'Naufrágio de um Barcelona sem treinador'

O Barcelona caiu em Paris sem grandeza e sem desculpas. Foi uma queda alarmante, do primeiro ao último minuto. E o pior do naufrágio é que, mais que um acidente, se manifestou com uma acentuação de muitos problemas, alguns latentes e outros evidentes, que já tinham sido denunciados ao longo da temporada.

O Barça sangrou no Parque dos Príncipes principalmente pelo meio-campo, o mesmo local que o fez penar todo o ano, sofrido ontem (terça-feira) mais por Iniesta estar voltando de lesão, por Busquets estar perdido e André Gomes ter ficado à deriva e demonstrado que está totalmente despreparado para jogar no Barça, atualmente.

Com a sala de máquinas em colapso, a equipe blaugrana se transformou num artefato fantasmagórico, sem nenhum plano e na expectativa de invenções do trio MSN, que seria totalmente inofensivo se não fosse pelas tentativas isoladas de Neymar.

O Barça copiou outro defeito dos últimos meses, quando se acostumou com a genialidade de Messi. Contra o PSG, o argentino desapareceu, basicamente pelo meio desconectado, causando um isolamento tão angustiante como inevitável. Exceto Ter Stegen, que evitou que a equipe saísse com uma goleada maior na bagagem, ninguém se salvou atrás em uma partida que deixou diversos jogadores em péssima situação.

No entanto, o desastre real veio do banco, onde Unai Emery, ex-Sevilla, que só havia vencido uma partida nos últimos 23 jogos contra o Barcelona, deu um nó tático em Luis Enrique. A realidade da grande vitória do clube francês se deu pela posse de um plano bem definido.

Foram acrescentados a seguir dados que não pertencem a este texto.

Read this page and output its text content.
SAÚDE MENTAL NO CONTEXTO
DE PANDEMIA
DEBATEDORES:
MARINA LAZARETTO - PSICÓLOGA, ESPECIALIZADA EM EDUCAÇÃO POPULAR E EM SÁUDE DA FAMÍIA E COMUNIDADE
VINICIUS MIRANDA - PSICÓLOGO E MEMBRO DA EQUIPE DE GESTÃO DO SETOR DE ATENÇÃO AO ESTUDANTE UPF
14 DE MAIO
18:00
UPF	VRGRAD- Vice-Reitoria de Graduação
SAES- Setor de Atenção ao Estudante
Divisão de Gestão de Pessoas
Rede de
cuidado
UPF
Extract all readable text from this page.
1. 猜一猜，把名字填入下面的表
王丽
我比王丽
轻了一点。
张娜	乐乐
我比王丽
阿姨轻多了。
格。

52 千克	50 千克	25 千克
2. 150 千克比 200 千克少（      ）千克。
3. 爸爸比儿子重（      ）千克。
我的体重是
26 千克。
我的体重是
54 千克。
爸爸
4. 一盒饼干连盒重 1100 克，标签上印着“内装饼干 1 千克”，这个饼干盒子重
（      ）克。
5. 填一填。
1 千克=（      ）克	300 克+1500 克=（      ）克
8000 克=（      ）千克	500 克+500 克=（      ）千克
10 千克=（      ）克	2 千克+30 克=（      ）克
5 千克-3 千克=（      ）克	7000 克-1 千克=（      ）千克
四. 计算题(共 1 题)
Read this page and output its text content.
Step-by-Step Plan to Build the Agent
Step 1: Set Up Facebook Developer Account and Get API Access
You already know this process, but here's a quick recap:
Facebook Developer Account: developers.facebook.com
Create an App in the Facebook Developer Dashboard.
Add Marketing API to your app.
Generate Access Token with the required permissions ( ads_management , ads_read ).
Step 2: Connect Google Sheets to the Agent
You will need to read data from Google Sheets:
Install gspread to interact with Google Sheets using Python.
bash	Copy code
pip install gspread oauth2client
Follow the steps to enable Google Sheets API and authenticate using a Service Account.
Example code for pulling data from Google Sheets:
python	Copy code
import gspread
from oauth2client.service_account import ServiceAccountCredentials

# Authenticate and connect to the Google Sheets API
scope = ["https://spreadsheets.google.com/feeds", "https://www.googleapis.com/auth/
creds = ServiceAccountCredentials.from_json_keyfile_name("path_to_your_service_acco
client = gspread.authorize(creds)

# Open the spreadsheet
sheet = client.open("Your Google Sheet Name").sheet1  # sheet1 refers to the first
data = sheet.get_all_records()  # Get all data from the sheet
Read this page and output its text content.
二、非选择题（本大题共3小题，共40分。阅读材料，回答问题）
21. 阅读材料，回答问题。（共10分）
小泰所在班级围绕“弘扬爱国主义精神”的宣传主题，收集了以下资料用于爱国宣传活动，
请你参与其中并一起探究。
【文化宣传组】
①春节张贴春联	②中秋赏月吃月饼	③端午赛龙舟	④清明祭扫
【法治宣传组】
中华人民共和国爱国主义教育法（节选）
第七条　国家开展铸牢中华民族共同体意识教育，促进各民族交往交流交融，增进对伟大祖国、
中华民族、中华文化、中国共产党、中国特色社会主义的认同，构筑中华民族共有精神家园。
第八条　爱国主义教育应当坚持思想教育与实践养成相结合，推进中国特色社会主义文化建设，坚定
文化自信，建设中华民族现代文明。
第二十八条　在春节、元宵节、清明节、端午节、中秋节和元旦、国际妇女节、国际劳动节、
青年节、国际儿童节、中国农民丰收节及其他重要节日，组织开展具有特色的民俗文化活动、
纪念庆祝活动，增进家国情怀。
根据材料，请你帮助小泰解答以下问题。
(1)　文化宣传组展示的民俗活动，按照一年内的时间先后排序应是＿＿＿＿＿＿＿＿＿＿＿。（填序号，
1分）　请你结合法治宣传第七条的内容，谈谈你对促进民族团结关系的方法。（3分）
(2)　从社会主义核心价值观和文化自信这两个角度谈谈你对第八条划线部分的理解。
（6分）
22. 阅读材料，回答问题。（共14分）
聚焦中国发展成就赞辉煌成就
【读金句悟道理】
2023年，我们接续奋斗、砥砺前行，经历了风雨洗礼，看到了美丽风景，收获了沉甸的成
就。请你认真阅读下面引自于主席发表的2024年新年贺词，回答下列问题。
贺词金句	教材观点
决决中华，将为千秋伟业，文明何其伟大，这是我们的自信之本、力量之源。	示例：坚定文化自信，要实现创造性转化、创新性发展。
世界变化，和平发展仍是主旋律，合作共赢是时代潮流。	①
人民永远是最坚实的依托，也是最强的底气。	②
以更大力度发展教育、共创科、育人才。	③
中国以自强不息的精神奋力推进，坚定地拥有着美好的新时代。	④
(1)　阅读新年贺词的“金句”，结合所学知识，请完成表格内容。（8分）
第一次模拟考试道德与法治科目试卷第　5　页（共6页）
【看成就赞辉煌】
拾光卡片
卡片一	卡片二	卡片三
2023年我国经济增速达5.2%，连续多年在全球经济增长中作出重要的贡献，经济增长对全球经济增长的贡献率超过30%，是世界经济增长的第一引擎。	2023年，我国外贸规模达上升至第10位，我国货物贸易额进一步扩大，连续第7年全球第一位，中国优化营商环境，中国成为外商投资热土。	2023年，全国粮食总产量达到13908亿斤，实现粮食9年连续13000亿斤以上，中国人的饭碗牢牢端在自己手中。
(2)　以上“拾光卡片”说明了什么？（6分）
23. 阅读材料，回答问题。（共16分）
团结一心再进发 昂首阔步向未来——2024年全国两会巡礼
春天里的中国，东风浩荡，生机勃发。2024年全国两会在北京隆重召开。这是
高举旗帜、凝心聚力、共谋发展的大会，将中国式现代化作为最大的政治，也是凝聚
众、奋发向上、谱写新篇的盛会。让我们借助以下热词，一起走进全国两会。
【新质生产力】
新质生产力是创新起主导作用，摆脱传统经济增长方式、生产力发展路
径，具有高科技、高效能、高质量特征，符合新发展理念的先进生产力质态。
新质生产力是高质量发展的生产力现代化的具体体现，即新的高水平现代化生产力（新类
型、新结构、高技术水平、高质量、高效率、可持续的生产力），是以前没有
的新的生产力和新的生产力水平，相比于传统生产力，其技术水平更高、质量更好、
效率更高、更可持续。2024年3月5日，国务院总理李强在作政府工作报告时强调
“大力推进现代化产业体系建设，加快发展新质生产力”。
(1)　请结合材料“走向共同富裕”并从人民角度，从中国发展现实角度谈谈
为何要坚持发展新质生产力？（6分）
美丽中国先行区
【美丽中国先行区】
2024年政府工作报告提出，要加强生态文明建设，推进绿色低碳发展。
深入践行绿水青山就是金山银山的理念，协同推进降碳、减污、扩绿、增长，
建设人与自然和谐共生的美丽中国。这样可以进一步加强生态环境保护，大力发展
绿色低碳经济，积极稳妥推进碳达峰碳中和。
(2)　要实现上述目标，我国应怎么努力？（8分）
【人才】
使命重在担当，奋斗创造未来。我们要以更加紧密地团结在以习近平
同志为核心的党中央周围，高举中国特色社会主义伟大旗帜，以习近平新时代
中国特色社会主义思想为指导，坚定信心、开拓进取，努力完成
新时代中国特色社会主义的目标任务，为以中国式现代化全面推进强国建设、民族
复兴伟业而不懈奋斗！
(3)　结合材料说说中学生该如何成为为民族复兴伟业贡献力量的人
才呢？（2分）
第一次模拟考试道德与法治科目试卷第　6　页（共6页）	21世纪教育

O Barça, contudo, mostrou que já não sabe como atuar e que seu modelo de jogo está se perdendo de forma perigosa. Sua única ideia reduz a algo primário, rezando para que alguém do tridente ofensivo caricie a bola em uma jogada isolada.

Luis Enrique afundou precipitadamente, porém, mais uma vez, concentrou sua raiva em um repórter da "TV3", que recebeu um duro afronto do técnico do Barça, que teve uma atitude imperdoável, apesar de estar com a cabeça quente. O treinador está errado quanto tenta inventar inimigos que não existem, assim como faz José Mourinho.

A única preocupação de Lucho deve ser realizar uma auto-crítica profunda para corrigir erros e chegar ao jogo de volta (8 de março) com remontagens. É hora de pensar apenas no time. A equipe jogou em Paris sem um treinador, muito ativo ante os microfones, mas escondido em campo. A reversão só é possível se o banco voltar a assumir o comando.